First let's look at the 2 types of trust funds. A trust that must pay out all accounting income earned in the year is a Simple trust. A Complex trust can pay out dividends and principal to beneficiaries, or can just accumulate the accounting income.
Simple trusts cannot pay out principal, they must be changed to a complex trust to do that. This is why these types of trust funds are popular to give to kids or grandkids, it allows cash flow income, but will not dwindle the source. Also, 2 types of beneficiaries are set-up, remainder and income beneficiaries. If the accounting income has not already been cleared, it must all be paid out at the end of the year to "income beneficiaries". The principal is preserved for the remainder beneficiaries. Simple trusts cannot have any charitable beneficiaries.
Complex trusts have much more freedom and versatility. Accounting income can be paid out or not. Principal can be paid out or not. And also, complex trusts have the option to utilize charitable beneficiaries. However, charitable contributions, for trusts, have many regulations and stipulations. The contributions must be from the gross accounting income and come from the principal amount. Charitable donations can be deductible if they are paid specifically from the current year's gross accounting income. Keep in mind, this is if the state and local laws allow for these processes.
The items that are calculated into the asset side of accounting income may include dividends, rental income, royalty income, partnership income, tax exempt interest, capital gain, ordinary gain, and other estate income.
The accounting income liability factors that can weigh in on the expense side are investment fees, fiduciary fees, state taxes, federal taxes, real estate taxes, and property taxes.
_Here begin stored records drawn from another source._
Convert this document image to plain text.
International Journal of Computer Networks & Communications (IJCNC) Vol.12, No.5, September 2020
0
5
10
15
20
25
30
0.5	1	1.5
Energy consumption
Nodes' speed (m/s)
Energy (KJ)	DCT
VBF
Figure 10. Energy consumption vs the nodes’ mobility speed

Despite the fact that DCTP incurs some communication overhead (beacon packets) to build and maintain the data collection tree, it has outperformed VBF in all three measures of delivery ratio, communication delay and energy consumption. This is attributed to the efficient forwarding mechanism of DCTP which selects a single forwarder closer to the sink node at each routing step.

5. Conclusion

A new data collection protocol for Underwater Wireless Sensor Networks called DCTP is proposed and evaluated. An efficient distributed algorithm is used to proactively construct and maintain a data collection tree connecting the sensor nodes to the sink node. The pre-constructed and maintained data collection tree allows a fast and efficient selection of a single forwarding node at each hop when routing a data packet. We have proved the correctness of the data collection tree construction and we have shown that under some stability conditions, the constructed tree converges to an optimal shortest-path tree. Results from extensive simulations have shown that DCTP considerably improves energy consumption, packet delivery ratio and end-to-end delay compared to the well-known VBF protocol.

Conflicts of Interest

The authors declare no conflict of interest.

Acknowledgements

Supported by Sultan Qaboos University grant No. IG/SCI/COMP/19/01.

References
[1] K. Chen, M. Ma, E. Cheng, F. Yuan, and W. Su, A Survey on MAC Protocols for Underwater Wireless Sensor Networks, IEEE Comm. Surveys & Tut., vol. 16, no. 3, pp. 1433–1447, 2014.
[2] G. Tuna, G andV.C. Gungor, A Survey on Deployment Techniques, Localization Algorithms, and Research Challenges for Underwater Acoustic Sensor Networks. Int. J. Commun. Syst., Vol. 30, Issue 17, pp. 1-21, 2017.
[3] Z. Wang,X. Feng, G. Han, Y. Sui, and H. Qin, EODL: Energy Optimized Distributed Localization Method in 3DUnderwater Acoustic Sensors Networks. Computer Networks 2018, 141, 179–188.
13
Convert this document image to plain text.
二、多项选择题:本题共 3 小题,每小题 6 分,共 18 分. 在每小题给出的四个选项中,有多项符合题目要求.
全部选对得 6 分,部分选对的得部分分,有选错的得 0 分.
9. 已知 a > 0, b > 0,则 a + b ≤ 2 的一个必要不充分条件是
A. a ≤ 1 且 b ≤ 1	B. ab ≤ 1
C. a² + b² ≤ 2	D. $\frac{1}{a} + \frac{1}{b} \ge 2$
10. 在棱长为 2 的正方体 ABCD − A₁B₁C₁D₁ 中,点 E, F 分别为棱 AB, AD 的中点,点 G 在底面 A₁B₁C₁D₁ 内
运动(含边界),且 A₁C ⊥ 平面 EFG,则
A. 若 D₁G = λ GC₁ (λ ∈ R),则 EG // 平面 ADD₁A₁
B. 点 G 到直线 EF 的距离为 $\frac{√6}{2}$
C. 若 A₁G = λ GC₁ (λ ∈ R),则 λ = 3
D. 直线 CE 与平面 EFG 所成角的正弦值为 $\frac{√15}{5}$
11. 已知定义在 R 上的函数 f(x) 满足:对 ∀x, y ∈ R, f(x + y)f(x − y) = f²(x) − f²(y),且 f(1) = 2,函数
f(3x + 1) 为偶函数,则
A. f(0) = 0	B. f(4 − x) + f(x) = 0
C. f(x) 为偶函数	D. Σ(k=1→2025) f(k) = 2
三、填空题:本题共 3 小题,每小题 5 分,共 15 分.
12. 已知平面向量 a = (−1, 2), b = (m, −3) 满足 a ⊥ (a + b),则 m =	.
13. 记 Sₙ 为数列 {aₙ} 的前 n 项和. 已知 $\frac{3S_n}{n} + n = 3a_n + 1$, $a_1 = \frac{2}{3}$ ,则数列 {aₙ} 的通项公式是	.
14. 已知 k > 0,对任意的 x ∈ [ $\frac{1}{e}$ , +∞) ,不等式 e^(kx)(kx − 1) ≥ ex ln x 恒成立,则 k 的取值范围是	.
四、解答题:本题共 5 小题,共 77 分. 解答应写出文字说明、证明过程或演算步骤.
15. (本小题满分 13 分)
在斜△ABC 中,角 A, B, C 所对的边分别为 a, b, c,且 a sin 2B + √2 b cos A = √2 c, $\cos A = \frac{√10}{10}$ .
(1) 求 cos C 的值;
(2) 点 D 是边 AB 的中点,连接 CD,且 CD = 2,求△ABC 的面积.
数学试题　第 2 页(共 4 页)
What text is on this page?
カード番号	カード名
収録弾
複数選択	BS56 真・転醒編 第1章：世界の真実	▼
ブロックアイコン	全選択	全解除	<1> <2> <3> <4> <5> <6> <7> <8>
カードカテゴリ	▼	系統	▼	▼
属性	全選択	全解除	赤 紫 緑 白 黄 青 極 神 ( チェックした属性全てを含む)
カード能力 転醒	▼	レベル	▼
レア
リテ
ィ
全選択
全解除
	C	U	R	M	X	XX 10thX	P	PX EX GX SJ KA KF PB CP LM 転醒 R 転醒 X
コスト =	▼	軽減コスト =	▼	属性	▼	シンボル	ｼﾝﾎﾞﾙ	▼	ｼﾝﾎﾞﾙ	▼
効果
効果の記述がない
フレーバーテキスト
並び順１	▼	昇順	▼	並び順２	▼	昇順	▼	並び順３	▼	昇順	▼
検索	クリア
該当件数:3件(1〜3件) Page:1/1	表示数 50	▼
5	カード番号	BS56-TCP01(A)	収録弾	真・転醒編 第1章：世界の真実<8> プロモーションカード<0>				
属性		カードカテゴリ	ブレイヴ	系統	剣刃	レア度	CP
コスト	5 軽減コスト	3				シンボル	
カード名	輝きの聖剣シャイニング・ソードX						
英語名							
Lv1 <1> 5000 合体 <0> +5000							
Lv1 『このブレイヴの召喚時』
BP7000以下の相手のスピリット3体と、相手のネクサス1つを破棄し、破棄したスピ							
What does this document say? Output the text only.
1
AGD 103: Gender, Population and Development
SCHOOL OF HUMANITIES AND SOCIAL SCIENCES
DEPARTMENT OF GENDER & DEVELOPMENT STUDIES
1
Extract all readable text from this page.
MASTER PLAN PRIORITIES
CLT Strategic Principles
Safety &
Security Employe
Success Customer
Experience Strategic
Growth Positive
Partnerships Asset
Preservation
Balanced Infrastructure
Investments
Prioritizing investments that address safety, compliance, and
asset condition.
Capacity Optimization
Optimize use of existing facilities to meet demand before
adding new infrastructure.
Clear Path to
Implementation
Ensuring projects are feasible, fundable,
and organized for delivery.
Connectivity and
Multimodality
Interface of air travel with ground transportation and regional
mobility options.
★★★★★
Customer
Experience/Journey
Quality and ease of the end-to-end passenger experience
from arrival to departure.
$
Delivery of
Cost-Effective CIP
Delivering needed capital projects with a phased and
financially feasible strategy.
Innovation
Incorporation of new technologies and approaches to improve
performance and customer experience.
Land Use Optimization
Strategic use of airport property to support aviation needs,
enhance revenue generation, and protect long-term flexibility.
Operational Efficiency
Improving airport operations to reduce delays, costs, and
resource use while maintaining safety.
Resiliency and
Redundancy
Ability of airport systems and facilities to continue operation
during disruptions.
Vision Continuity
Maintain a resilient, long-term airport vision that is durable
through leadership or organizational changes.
These fees and taxes are usually paid by both the principal and the accounting income. Although, any arrangement can be made for satisfying these expenses. If the fees are paid by the accounting income, it will decrease the cash flow to the income beneficiary, but the income source will remain producing the same dividends.
Hopefully the asset side is larger than the expense side so that there is accounting income left to collect. If it's not, you need to change accounting services or get a better financial advisor. Since the main objective to having a trust is to gain accounting income and cash flow, it would be counter-productive to have more expenses than income.